Les ONG demandent au gouvernement de fixer des seuils pour les émissions industrielles.

Par  (New Delhi, correspondance)

Publié le 17 mars 2015 à 08h29, modifié le 19 août 2019 à 13h08

Temps de Lecture 4 min.

New Delhi est la ville où la pollution atmosphérique est le plus élevée au monde, selon l’OMS.

Au début de l’hiver, Rakesh a dû adapter son métier aux nouvelles conditions atmosphériques de Delhi. Lors des pics de pollution, ce guide touristique doit se contenter de décrire les monuments, le doigt pointé vers une brume épaisse jaunâtre, devant des touristes dépités. « Certains d’entre eux ont commencé à se plaindre d’irritation aux yeux et à la gorge, alors les visites de la ville se font de plus en plus dans le car », maugrée le jeune guide. New Delhi est la ville où la pollution atmosphérique est le plus élevée au monde, selon l’Organisation mondiale de la santé (OMS).

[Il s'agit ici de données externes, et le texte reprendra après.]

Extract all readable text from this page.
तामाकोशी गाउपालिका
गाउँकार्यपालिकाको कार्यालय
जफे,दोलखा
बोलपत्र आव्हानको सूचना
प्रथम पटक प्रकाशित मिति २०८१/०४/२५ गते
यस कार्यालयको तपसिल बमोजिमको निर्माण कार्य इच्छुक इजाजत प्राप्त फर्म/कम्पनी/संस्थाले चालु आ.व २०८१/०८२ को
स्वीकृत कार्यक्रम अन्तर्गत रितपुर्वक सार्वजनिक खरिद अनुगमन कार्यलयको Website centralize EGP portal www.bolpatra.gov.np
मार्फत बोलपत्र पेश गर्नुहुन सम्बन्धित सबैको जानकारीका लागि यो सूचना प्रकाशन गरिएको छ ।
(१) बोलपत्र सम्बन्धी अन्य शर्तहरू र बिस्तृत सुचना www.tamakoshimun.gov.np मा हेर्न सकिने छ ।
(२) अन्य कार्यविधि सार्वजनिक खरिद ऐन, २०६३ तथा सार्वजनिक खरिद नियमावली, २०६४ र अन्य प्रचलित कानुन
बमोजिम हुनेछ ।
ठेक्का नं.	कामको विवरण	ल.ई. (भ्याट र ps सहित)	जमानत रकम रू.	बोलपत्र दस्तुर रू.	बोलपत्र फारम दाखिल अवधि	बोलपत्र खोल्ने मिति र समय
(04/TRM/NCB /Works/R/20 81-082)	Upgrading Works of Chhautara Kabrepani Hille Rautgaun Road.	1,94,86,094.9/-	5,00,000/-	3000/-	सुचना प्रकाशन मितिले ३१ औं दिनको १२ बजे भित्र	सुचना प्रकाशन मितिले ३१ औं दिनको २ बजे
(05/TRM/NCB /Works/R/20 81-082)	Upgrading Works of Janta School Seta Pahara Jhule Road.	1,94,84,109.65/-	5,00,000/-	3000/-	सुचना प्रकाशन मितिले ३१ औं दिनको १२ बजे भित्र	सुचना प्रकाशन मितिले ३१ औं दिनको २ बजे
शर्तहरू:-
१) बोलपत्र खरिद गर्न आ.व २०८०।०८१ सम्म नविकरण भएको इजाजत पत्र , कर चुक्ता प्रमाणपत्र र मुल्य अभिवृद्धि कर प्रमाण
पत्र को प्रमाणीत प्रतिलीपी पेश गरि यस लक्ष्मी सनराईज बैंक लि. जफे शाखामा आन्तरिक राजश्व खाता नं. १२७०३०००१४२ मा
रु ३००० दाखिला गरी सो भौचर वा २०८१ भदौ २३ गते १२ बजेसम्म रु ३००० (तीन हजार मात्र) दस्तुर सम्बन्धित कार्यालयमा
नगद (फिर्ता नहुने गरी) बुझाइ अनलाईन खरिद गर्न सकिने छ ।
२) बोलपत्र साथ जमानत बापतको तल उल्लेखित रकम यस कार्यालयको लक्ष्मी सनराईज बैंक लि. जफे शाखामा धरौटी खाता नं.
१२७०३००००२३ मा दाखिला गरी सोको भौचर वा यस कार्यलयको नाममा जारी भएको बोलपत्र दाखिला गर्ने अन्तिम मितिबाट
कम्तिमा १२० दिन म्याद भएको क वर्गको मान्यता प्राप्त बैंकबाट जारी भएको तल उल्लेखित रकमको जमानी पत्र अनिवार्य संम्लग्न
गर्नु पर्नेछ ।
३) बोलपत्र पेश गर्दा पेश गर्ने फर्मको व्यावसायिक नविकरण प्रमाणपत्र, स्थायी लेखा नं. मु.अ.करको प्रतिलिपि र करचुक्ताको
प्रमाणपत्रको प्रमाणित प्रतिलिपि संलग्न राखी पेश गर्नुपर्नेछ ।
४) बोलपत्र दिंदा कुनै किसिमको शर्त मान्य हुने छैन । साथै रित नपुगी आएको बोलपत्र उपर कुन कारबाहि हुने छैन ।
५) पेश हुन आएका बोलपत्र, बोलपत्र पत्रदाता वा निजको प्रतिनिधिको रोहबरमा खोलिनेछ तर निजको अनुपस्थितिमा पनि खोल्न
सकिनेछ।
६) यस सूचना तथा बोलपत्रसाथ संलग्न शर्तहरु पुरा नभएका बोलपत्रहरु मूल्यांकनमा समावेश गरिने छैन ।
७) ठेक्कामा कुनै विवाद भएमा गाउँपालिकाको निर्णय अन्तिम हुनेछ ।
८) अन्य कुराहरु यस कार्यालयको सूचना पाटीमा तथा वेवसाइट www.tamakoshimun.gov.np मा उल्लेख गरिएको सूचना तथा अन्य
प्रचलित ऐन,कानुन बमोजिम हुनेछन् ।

La concentration en particules « PM2.5 », les plus dangereuses, car elles ne mesurent que 2,5 microns et s’infiltrent plus facilement dans les systèmes respiratoires, dépasse de quinze fois le seuil de tolérance fixé par l’OMS. La pollution atteint des niveaux particulièrement élevés pendant l’hiver, quand ces particules fines restent prisonnières de l’atmosphère. Entre le 1er décembre 2014 et le 30 janvier 2015, la concentration en PM2.5 a dépassé les 226 microgrammes par mètre cube, bien au-delà de ce qui a pu être mesuré à Pékin à la même période, dépassant le seuil considéré comme « très mauvais pour la santé ».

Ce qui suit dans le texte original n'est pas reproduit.